The Age believes Mr Madden was aware of a strategy to stop the project before the email got out, and had discussed it with at least one other Labor MP.
But one insider insisted the minister did not initiate the plan to block the project. ”It’s not his fault. He’s got to take a whole lot of crap for things that weren’t any of his actions.”
Mr Madden has refused repeated requests to discuss the issue and an unusual level of sensitivity surrounds the issue at the highest levels of government.
Even Labor backbenchers who campaigned passionately against the Windsor redevelopment now refuse to comment. Government sources have told The Age that they fear political and bureaucratic careers are on the line over the affair.

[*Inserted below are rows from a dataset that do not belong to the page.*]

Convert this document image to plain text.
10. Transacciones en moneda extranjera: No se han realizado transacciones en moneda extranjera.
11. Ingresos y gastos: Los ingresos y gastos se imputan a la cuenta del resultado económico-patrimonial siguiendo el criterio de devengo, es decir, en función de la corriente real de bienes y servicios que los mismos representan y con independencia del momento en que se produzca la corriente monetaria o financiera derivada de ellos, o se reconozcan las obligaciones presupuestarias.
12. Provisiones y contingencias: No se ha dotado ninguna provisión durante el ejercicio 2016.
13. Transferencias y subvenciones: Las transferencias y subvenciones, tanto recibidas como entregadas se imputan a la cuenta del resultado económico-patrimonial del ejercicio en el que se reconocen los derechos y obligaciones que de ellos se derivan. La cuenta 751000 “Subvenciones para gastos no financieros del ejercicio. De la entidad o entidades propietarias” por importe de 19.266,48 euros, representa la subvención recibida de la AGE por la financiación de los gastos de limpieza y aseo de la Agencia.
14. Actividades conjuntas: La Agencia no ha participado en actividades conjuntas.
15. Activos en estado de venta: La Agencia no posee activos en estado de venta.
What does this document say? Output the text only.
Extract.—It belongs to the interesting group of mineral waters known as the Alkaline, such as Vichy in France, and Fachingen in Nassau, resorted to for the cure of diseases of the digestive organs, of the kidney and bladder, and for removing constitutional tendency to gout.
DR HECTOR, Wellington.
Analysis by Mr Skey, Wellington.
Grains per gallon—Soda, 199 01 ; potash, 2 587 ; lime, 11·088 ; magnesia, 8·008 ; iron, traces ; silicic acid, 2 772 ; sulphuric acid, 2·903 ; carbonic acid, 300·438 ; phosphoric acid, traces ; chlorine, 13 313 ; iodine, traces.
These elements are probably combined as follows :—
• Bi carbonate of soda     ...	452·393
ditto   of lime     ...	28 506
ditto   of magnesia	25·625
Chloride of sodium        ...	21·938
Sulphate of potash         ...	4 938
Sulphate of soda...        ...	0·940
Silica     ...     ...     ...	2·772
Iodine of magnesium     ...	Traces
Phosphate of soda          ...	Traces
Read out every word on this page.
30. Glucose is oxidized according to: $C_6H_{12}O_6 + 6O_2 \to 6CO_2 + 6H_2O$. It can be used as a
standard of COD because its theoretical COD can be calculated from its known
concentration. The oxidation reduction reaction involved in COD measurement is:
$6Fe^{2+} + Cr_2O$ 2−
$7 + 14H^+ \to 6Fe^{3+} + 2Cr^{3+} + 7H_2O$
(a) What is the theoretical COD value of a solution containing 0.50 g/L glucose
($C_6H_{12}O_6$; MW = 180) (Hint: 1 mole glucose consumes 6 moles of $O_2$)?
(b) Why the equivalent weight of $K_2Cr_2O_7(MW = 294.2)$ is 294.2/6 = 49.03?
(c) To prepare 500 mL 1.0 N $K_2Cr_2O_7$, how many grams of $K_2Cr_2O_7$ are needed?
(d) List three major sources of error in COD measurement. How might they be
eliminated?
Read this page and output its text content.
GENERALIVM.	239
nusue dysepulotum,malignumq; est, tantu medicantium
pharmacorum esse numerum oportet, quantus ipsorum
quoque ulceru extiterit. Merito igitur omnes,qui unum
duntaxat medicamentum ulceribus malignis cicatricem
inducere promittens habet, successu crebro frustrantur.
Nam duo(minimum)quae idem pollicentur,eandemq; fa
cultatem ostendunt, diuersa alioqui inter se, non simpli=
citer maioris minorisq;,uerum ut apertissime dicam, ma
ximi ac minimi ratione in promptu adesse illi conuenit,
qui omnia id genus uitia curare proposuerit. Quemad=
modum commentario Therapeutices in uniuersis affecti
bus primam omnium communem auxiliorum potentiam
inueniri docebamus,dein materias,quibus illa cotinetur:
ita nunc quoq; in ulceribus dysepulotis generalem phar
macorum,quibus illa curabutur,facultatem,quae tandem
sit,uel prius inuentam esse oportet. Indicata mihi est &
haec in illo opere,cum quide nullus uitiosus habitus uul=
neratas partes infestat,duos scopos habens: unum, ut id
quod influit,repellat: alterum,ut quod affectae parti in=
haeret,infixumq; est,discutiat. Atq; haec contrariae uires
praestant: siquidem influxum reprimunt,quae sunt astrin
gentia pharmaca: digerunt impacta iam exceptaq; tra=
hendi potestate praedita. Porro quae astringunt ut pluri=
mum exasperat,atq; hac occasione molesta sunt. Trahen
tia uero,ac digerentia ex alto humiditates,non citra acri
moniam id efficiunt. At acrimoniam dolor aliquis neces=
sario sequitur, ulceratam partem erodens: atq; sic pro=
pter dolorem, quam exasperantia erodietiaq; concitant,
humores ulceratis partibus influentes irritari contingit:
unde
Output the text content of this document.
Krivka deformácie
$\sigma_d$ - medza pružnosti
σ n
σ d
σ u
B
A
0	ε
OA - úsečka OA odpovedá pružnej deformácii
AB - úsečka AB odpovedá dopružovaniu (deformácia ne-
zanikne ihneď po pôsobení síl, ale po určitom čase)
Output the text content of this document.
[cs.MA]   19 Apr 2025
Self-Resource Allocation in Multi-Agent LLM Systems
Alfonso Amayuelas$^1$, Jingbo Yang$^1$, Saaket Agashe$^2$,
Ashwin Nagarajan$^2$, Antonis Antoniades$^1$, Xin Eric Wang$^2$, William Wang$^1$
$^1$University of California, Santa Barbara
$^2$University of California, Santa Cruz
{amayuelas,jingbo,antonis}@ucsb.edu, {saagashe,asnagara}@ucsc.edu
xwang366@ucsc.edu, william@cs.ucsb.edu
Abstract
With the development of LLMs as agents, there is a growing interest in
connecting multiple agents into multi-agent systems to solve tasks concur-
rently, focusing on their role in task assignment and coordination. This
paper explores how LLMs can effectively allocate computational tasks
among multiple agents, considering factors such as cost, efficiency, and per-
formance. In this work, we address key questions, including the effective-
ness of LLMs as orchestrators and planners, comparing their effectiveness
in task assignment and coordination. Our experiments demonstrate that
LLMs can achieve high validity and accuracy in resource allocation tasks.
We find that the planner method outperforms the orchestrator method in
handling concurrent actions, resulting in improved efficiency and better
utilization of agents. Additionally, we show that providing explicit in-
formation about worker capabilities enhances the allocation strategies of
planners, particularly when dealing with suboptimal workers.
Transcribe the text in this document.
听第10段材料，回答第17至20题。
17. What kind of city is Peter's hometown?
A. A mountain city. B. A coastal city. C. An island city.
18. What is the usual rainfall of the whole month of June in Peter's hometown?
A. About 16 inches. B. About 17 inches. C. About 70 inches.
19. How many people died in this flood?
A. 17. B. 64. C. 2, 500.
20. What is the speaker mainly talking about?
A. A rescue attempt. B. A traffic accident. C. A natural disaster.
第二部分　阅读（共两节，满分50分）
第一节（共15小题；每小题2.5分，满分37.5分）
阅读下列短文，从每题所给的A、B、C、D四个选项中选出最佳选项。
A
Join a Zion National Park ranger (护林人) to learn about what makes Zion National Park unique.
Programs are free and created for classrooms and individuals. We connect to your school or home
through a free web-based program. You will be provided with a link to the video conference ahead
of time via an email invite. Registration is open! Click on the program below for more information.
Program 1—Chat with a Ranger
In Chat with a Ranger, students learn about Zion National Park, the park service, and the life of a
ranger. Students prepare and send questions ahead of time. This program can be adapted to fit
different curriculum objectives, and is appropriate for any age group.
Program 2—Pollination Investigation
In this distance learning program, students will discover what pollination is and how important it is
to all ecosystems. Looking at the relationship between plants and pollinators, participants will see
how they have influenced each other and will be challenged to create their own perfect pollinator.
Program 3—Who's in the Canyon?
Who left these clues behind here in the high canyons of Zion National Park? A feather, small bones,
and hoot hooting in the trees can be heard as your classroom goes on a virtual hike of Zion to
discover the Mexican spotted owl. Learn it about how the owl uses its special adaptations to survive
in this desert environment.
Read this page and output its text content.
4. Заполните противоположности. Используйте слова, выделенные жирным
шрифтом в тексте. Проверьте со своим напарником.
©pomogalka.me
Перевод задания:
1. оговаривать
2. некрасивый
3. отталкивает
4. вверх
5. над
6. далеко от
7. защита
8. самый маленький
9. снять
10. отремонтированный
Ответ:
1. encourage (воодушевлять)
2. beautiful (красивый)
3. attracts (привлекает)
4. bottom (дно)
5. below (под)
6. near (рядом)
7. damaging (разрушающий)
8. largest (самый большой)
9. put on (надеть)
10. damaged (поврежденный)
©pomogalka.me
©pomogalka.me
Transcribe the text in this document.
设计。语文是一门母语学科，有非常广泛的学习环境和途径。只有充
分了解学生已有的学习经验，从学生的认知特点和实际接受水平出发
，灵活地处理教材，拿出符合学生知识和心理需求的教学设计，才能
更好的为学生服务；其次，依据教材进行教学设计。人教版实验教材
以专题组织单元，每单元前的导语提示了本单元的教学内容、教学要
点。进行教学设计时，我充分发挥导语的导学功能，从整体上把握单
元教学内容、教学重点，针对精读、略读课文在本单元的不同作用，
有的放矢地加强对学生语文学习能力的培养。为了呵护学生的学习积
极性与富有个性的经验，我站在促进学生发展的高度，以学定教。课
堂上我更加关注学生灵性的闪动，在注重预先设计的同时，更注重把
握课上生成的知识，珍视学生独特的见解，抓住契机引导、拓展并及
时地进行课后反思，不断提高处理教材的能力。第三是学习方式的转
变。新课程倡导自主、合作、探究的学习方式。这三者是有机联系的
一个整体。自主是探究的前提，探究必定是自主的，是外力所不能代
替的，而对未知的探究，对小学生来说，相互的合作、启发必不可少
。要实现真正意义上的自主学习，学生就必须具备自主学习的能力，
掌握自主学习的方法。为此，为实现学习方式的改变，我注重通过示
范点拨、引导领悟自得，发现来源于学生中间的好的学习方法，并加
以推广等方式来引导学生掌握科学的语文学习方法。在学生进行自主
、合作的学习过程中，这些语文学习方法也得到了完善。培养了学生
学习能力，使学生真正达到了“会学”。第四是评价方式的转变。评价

Mr Madden has stressed that no final decision had been made when the email came to light. This is correct in that no formal, written refusal had been signed at the time. But The Age can confirm that planning staff were preparing documentation to refuse the scheme when Ms Duke sent her email, which was intended for members of the Premier’s media unit, including chief George Svigos.
The Windsor Hotel affair has fuelled growing concern, including among experts such as the Planning Institute of Australia, about the integrity of planning under Labor.
Premier John Brumby and Mr Madden have insisted the leaked email – and, by implication the Windsor strategy outlined in it – was Ms Duke’s creation alone. ”It’s her document,” Mr Brumby told 3AW last month. ”She’s produced a document. The document was inappropriate.”
But The Age has confirmed the plan to refuse the hotel revamp was discussed in at least one meeting attended by a group of senior government planning officers.
The idea of refusing a permit after public consultation was hatched in anticipation of an independent advisory committee backing the project, which it did in a report delivered to Mr Madden’s office on February 8.
After eight months of hand-wringing over the proposal, the government moved quickly to approve the project in March once the Duke email was made public. That decision is now the subject of an appeal by the National Trust.
After the email mishap, Ms Duke was redeployed as a researcher in the Premier’s office. She refused to comment when The Age contacted her last week.
Government sources said the move to block the Windsor project by the usually pro-development government came after a campaign against it by four Labor backbenchers: Brunswick MLA Carlo Carli, former Speaker Judy Maddigan, parliamentary secretary to the Premier on national reform Rob Hudson, and parliamentary secretary for education Steve Herbert.
Concern is also mounting in Labor circles about the vulnerability of inner-city seats in a close state poll this year. ”After all, people vote, developers don’t,” said one Labor insider.
Government and development industry sources close to the project point to the role of senior bureaucrat David Hodge, the head of the ”development facilitation”, who had uncharacteristically and actively opposed the Windsor renovation.
Opposition accusations of a cover-up have been fuelled by Attorney-General Rob Hulls’ direction barring ministerial advisers from appearing before an upper house inquiry.
Mr Svigos, fellow media adviser Fiona Macrae, and Mr Jarvis are scheduled to appear before the committee on Thursday. But they are unlikely to show unless the government alters its position.